I’m often asked what motivated me to include Hilary and George, a young married couple with AIDS, in the mix of characters in my novel, Autumn Colors. It wasn’t something I planned at the outset of the story. But it evolved naturally from their abrupt and unexplained break-up early in the book. What, when they seemed so head-over-heels in love one minute, would cause George to suddenly and mysteriously run the other direction in the next minute? Sure, he could have been attracted to another woman. Because of the decent person he was, his guilt may have caused him to distance himself from Hilary at that point. But we get the sense from Hilary that there’s something more to it than that, something so “shameful” that he couldn’t share it with her. What could have been so taboo in the mid-seventies – era of “free love” and condoned promiscuity – that made him too ashamed or embarrassed to own up to it with his soul mate?
How about discovering that he was attracted to men?
And who, other than generous, tolerant and forgiving Hilary, would have agreed to marry him anyway and tell no one, even Kerry, her secret? (Of course, no one knew of the HIV/AIDS risk back in the seventies).
My full time day job is with the AIDS Institute at the NYS Dept. of Health. In spite of the dollars thrown at prevention and education, the number of new HIV infections annually has been stable over time. In fact, new infections among men having sex with men (MSM) have been increasing since the early 1990’s. Over half of new infections occur in MSM, and 31% of new infections result from heterosexual encounters. Women account for 27% of new infections nationwide.
So just because you’re not a gay or bisexual man doesn’t mean you’re not at risk for HIV (and other STDs) with unprotected sex.
With the advent in the nineties of highly active antiretroviral treatments (HAART) for HIV and the resulting drop in the death rate, AIDS is not an automatic death sentence. Have people become complacent?
But it still destroys lives. It still can kill. And long term treatment may predispose you to other serious, chronic illnesses. And none of it is necessary because prevention is so easy.

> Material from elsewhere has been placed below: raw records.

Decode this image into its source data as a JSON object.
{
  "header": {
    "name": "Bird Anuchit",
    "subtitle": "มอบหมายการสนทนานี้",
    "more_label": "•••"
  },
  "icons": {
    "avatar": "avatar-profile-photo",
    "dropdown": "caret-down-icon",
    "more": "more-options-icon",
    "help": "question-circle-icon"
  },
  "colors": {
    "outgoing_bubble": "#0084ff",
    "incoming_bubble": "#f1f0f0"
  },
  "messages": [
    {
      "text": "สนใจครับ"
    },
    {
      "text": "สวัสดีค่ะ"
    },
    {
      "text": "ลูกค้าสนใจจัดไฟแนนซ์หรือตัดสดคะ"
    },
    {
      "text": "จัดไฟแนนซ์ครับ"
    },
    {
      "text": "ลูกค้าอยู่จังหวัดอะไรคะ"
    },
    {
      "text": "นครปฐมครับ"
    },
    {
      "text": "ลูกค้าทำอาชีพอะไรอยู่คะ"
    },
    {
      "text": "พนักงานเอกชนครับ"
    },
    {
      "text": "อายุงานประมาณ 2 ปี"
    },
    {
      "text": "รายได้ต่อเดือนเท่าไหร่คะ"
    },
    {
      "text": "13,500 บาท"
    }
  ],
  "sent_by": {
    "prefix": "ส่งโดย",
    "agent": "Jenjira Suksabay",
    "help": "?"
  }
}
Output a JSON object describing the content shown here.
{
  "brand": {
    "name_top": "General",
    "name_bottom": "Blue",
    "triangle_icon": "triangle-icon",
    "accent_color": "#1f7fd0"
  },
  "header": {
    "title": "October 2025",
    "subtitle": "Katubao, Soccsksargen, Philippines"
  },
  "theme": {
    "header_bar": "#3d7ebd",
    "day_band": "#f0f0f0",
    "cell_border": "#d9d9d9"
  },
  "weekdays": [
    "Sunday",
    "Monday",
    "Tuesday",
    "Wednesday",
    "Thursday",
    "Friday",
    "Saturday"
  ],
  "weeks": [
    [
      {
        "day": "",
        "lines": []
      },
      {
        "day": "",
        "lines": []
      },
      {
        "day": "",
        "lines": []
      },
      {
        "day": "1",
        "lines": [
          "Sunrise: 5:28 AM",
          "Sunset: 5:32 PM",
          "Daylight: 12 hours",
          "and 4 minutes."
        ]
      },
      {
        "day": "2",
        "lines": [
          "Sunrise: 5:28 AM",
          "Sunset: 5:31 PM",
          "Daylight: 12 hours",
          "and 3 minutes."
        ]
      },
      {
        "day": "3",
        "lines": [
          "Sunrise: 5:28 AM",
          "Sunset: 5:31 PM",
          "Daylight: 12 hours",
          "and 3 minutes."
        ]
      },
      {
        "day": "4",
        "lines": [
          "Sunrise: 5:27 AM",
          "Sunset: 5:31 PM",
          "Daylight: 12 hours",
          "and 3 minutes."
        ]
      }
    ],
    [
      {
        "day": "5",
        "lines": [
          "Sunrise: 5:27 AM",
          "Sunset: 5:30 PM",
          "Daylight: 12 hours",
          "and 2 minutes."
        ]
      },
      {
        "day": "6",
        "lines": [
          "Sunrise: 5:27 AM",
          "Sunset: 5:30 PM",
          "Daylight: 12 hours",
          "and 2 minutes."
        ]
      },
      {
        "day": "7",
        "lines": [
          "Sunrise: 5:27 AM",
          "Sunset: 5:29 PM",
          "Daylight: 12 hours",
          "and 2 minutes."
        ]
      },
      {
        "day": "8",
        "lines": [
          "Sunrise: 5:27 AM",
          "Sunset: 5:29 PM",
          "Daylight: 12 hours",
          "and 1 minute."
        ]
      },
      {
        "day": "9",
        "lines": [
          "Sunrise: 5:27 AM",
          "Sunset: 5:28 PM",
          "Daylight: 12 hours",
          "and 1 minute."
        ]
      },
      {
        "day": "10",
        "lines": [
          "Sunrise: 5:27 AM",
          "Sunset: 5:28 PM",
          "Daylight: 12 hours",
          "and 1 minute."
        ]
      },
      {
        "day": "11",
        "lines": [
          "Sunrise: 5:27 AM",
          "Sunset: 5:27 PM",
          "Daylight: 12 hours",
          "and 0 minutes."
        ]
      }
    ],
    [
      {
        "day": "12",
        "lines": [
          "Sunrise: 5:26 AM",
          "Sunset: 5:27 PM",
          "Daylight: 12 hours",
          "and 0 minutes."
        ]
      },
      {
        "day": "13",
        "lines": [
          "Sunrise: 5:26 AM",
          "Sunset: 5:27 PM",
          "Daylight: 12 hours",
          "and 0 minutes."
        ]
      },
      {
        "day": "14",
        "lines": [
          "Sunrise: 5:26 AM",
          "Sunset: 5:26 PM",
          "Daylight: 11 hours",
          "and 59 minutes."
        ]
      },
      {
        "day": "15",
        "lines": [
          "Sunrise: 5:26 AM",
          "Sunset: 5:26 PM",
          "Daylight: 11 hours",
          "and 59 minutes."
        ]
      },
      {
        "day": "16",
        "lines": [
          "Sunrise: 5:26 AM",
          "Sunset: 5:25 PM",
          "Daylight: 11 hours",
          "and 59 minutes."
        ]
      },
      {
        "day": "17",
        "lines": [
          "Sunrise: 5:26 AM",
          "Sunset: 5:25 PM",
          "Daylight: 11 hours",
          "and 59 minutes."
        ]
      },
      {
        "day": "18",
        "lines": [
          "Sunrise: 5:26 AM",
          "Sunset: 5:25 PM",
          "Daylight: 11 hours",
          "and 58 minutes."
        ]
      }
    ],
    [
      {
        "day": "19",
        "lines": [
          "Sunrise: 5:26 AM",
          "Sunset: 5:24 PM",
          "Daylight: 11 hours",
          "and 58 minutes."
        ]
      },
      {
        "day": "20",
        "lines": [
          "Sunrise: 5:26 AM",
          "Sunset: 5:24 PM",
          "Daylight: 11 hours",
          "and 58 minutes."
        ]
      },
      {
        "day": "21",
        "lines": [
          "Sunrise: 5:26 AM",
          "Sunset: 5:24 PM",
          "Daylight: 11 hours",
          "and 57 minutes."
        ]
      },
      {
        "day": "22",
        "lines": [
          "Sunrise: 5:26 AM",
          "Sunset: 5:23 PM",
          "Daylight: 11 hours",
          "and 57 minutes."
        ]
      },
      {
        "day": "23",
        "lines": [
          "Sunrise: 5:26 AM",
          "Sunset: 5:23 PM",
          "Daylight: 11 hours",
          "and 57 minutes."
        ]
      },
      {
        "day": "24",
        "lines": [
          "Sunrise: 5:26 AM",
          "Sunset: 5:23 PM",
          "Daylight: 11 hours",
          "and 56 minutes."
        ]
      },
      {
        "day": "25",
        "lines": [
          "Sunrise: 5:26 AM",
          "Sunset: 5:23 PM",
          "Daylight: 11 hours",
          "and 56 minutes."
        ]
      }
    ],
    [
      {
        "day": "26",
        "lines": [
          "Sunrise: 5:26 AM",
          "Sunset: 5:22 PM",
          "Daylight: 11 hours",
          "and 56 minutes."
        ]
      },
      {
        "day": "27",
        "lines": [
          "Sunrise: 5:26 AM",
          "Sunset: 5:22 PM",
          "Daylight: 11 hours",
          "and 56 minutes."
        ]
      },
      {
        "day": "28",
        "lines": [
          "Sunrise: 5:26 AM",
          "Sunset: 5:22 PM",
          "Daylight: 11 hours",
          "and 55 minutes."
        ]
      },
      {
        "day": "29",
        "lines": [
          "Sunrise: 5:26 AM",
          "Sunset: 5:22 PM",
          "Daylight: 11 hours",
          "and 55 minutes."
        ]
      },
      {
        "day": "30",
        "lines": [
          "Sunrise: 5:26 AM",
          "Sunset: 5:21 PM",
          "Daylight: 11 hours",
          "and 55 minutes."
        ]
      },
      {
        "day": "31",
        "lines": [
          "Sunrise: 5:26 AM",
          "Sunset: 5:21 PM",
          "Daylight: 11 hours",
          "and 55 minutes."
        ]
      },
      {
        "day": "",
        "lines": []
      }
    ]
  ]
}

Living with this reality daily in my job was the reason I included the tragedy of Hilary and George in Autumn Colors. Back in the early eighties there wasn’t much that could be done to stop AIDS. Now there is. But I wanted to remind readers that AIDS hasn’t gone away and still has significant life-changing potential, if not always life-ending. It’s up to the individual to take the precautions needed to protect the quality and length of your life.
Quick HIV Facts Nationally:
Newly infected persons in 2006 – 56,300
New AIDS diagnoses in 2009 (advanced stage of HIV infection) – 34,993
More than 18,000 people with AIDS die in the US annually.